Wooden-ware is essential in the shape of a nest of boxes for rice, tapioca, &c.; and wooden pails for sugar, Graham-flour, &c.; while you will gradually accumulate many conveniences in the way of jars, stone pots for pickling, demijohns, &c., which give the store-room, at last, the expression dear to all thrifty housekeepers.
Scrubbing and water pails, scrubbing and blacking brushes, soap-dishes, sand-box, knife-board, and necessities in cleaning, must all find place, and, having found it, keep it to the end; absolute order and system being the first condition of comfortable housekeeping.
CHAPTER VI.
WASHING-DAY, AND CLEANING IN GENERAL.
Why Monday should be fixed upon as washing-day, is often questioned; but, like many other apparently arbitrary arrangements, its foundation is in common-sense. Tuesday has its advantages also, soon to be mentioned; but to any later period than Tuesday there are serious objections. All clothing is naturally changed on Sunday; and, if washed before dirt has had time to harden in the fiber of the cloth, the operation is much easier. The German custom, happily passing away, of washing only annually or semi-annually, is both disgusting, and destructive to health and clothes; the air of whatever room such accumulations are stored in being poisoned, while the clothes themselves are rubbed to pieces in the endeavor to get out the long-seated dirt.

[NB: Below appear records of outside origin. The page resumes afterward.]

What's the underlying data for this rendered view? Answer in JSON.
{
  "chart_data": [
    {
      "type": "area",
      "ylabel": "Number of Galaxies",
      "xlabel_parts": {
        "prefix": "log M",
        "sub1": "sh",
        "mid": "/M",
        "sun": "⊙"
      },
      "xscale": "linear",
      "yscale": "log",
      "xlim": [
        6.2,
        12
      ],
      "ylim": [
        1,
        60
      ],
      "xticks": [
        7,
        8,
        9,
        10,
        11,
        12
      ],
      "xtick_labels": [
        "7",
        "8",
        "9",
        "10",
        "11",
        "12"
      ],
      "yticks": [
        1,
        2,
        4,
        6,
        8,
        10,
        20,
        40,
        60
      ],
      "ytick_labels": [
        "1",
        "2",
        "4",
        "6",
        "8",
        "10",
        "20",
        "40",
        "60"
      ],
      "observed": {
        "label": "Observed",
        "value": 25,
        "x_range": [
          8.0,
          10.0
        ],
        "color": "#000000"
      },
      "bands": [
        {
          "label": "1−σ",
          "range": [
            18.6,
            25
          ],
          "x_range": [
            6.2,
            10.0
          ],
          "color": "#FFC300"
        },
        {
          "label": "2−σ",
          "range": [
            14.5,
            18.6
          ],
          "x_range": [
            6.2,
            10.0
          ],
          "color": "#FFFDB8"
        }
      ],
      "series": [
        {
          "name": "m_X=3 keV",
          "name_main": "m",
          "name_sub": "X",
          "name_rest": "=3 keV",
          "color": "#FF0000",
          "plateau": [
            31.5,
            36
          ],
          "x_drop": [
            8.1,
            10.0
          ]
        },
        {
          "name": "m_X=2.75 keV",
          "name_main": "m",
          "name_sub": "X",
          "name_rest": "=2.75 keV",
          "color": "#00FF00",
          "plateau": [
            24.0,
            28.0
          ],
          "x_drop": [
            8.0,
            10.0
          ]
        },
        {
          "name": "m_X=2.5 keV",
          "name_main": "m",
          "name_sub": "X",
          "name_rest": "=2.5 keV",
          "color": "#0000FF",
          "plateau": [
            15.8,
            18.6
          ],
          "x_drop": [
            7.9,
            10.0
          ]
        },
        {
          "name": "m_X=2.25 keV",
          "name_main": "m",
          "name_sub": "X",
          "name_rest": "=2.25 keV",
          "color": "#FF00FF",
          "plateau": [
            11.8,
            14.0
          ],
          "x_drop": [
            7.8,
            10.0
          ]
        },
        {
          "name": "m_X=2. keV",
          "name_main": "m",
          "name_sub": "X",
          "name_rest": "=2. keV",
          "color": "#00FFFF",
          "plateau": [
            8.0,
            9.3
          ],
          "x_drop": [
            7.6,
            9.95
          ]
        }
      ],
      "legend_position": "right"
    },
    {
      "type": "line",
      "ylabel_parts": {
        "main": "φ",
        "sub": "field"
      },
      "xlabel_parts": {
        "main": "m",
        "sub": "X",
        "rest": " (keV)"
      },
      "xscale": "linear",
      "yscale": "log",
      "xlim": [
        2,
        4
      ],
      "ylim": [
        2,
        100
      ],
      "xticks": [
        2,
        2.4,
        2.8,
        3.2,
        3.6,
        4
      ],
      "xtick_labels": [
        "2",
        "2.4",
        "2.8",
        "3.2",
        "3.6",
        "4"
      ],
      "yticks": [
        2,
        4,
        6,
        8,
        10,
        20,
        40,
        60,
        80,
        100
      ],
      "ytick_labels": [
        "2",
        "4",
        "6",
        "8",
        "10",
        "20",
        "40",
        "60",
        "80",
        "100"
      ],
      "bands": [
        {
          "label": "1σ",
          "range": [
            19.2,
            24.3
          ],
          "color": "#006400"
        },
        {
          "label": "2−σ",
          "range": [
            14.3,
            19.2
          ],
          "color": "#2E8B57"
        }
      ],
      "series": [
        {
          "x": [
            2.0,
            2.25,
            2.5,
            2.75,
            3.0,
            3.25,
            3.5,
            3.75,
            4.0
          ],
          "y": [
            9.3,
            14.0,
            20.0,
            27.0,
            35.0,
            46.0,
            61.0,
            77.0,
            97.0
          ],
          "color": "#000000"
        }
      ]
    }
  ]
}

A weekly wash being the necessity if perfect cleanliness exists, the simplest and best method of thoroughly accomplishing it comes up for question. While few women are obliged to use their own hands in such directions, plenty of needy and unskilled workwomen who can earn a living in no other way being ready to relieve us, it is yet quite as necessary to know every detail, in order that the best work may be required, and that where there is ignorance of methods in such work they may be taught.
The advantages of washing on Tuesday are, that it allows Monday for setting in order after the necessary rest of Sunday, gives opportunity to collect and put in soak all the soiled clothing, and so does away with the objection felt by many good people to performing this operation Sunday night.
To avoid such sin, bed-clothing is often changed on Saturday; but it seems only part of the freshness and sweetness which ought always to make Sunday the white-day of the week, that such change should be made on that morning, while the few minutes required for sorting the clothes, and putting them in water, are quite as legitimate as any needed operation.